I knew Ryan. We’d gone to the academy together. We’d pounded a beat together, drank out of the same bottle, raised hell. I was at his wedding. Now he was dead. Another good cop gone in a city that can’t afford to lose too many.
He hadn’t been mutilated. He’d been stabbed, though. Skipp said he’d been stuck at least fifteen or twenty times. “Took the last jab right in the pump,” he told us. “Then as an afterthought, his killer did this.”
Ryan’s neck had been snapped. The side of his throat bulging with a shank of protruding bone. “Wasn’t an easy way to go,” Skipp said and resumed breathing through his hanky. It sounded like there was a whistle lodged in his throat every time he sucked in a breath. “Goddamn night air…it’s not good for me.”
“ It’s even worse for him,” I said.
“ He didn’t die right away, though,” Skipp said.
He held up Ryan’s hand, it was wet with blood.

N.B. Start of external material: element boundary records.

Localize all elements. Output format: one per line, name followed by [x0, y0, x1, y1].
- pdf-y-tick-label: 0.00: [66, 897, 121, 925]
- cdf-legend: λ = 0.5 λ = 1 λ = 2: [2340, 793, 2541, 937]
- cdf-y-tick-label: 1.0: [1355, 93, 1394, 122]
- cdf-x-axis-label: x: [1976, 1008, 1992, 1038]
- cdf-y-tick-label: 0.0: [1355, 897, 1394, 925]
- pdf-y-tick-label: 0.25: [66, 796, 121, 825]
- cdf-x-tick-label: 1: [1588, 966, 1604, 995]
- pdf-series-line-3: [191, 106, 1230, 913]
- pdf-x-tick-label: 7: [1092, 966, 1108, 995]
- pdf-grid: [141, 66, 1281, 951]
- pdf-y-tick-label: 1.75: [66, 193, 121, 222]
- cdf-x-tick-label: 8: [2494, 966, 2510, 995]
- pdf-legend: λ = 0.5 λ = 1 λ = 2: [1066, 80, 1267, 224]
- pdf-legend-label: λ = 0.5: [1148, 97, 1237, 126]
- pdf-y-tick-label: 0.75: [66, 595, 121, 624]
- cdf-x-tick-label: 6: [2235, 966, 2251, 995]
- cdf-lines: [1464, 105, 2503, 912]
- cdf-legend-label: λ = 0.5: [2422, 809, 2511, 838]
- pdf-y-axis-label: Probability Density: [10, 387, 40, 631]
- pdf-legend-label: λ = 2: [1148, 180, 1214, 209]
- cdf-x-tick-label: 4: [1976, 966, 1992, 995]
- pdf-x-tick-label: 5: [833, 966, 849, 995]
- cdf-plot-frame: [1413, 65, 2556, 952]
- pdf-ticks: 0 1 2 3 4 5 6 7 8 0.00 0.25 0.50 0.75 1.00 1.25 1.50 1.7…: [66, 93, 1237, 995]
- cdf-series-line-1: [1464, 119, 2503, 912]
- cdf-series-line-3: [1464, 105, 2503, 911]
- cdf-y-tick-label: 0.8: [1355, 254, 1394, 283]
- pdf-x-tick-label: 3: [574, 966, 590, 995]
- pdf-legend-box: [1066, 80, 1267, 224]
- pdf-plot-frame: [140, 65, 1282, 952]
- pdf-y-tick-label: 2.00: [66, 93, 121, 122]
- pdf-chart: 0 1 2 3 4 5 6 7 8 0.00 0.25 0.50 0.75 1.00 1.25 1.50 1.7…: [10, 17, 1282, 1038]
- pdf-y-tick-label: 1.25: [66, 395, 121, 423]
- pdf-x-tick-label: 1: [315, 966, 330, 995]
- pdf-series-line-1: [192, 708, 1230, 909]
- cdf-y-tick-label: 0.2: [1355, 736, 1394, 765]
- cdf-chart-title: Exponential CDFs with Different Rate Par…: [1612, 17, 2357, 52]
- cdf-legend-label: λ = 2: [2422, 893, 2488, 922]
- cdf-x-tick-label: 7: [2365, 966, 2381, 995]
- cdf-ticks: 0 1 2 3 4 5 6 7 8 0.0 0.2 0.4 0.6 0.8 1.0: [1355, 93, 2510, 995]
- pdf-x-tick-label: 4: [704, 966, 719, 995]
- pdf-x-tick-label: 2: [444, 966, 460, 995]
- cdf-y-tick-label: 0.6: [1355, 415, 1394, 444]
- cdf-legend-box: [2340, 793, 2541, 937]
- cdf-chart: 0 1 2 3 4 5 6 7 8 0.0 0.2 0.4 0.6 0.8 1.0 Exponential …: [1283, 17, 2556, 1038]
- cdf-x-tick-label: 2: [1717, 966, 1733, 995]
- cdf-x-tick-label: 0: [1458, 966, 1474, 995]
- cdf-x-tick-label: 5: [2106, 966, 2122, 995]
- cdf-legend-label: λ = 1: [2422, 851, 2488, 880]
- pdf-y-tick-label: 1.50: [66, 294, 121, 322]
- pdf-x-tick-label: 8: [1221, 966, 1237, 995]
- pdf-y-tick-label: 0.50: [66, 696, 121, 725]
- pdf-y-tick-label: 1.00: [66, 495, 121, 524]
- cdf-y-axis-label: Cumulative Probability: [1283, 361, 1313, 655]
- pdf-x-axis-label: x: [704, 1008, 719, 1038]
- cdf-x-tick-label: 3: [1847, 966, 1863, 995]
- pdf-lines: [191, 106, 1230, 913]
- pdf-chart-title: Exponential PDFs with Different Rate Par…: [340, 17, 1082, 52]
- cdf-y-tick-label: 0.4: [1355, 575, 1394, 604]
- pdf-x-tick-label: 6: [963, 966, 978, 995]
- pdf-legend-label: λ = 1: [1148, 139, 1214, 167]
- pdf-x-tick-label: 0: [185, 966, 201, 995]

That didn’t mean a lot until you saw what was scratched in blood a few inches away: LUN
“He lived long enough to leave us a message.”
Tommy just kept staring at it, shaking his head. “L-U-N…what in Christ you suppose that means? Could be a plate number…could be just about any goddamn thing.”
But I knew. There was no doubt in my mind. “He was telling us who did this to him,” I pointed out. “LUNA. As in Johnny Luna.”
Tommy looked at me. “He’s in the morgue.”
But I just stared at him, boring holes in his face.